A 510-km trans-Neptunian object called 2002 XV93 made headlines when stellar occultation data suggested it hosts a thin atmosphere despite being far too small by conventional models. JWST/NIRSpec spectroscopy taken around the 2024 occultation now complicates that picture: the telescope detected no methane or carbon monoxide emission, placing upper limits on both gases orders of magnitude below the 100–200 nanobar surface pressure the occultation implied.
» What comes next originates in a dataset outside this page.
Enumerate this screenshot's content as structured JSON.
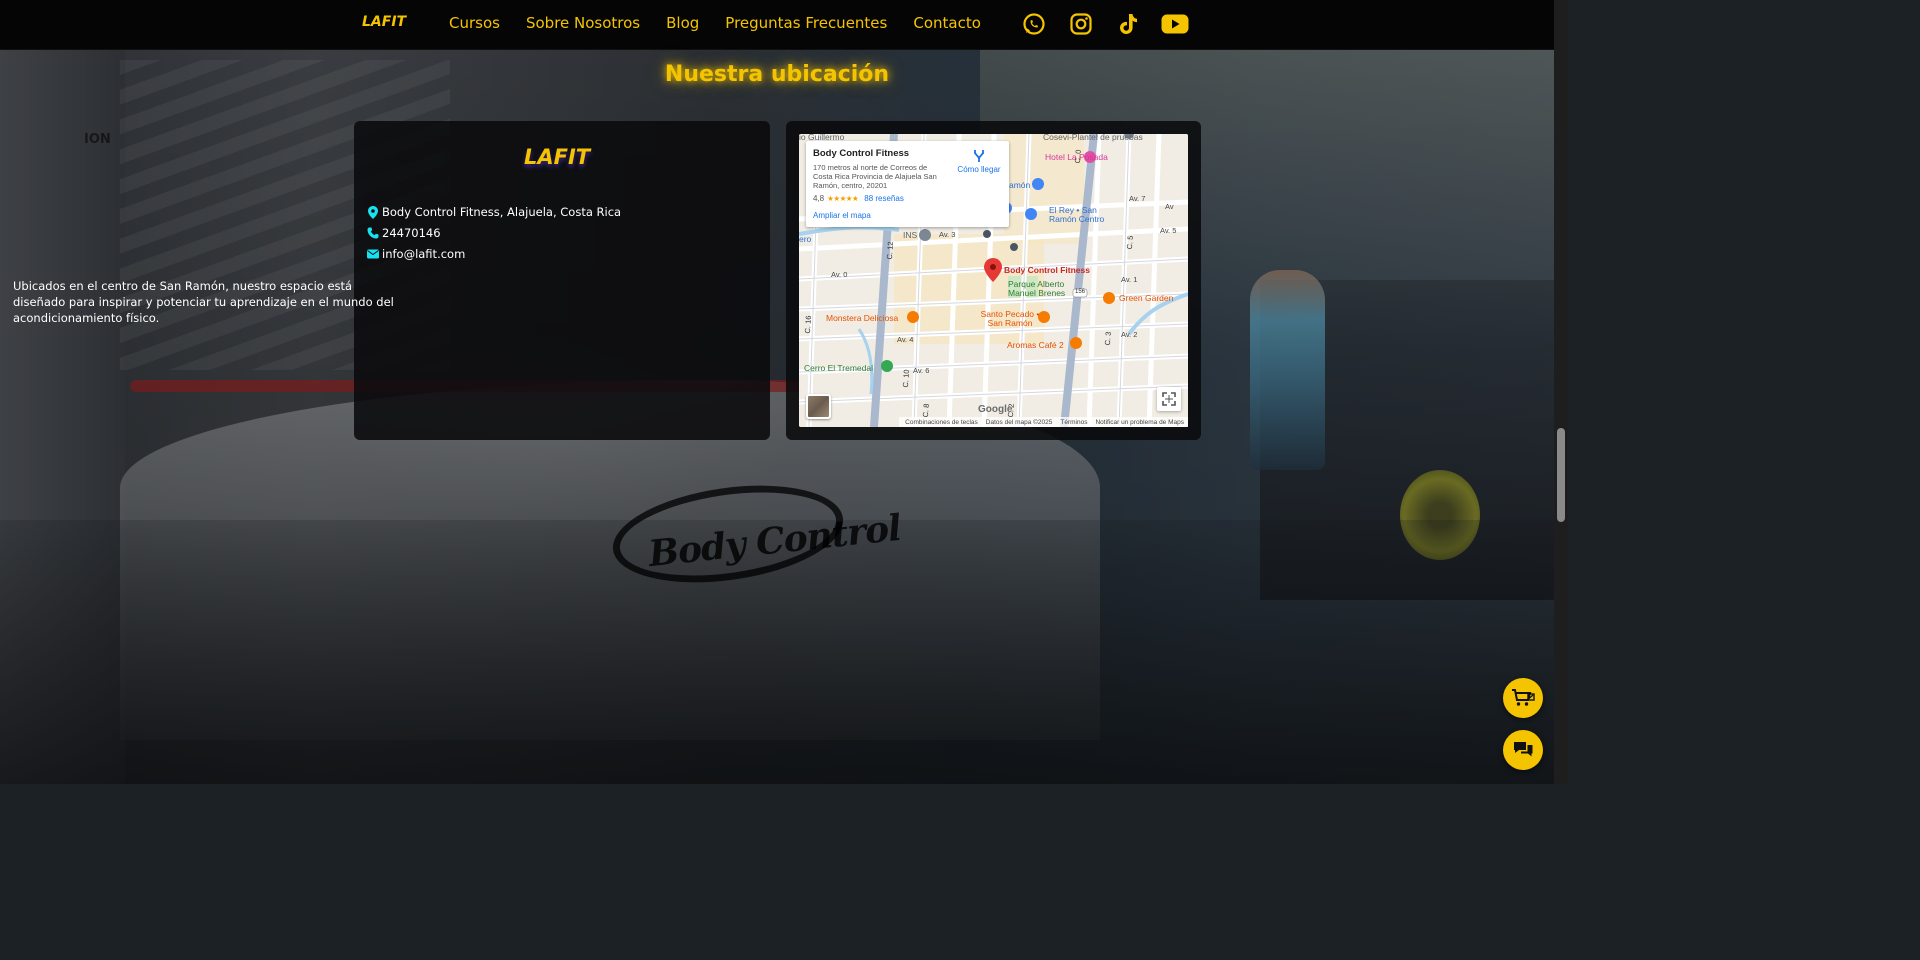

That gap leaves two plausible explanations: the atmosphere is dominated by harder-to-detect volatiles like nitrogen or argon, or any methane present is confined so close to the surface that its density drops off sharply with altitude. The result doesn't rule out an atmosphere, but it narrows what that atmosphere could be made of.

↗Source: arXiv astro-ph

Policy & Defense

Space Force plans up to 10 distributed operations centers to survive wartime attacks

The U.S. Space Force's fiscal 2027 budget allocates roughly $1 billion to build four large ground operations centers, with plans for as many as 10 nationwide. The facilities are designed to keep satellite command-and-control running if adversaries strike centralized sites through missiles, cyberattacks, or electronic warfare. The concern is concrete: Space Force officials noted that operations centers were targeted during the conflict with Iran, and that during Operation Epic Fury, space capabilities were physically destroyed for the first time. Proposed locations include Redstone Arsenal, Kirtland Air Force Base, and Grand Forks Air Force Base, with the 200,000-square-foot Consolidated Space Operations Facility at Schriever serving as the design template.

↗Source: SpaceNews

Global Roundup

Germany proposes European military space command to reduce capability overlap

Germany is pushing for a European Space Component Command, hosted in Berlin and open to allied participation, to coordinate military space development across the continent. The proposal, first announced by Defense Minister Boris Pistorius at a four-nation meeting in Vienna, targets specific gaps: no shared space situational awareness picture, and the risk of redundant satellite constellations alongside missing launch capacity. The initiative is still in early discussions, and French buy-in remains uncertain given France's existing independent military space assets.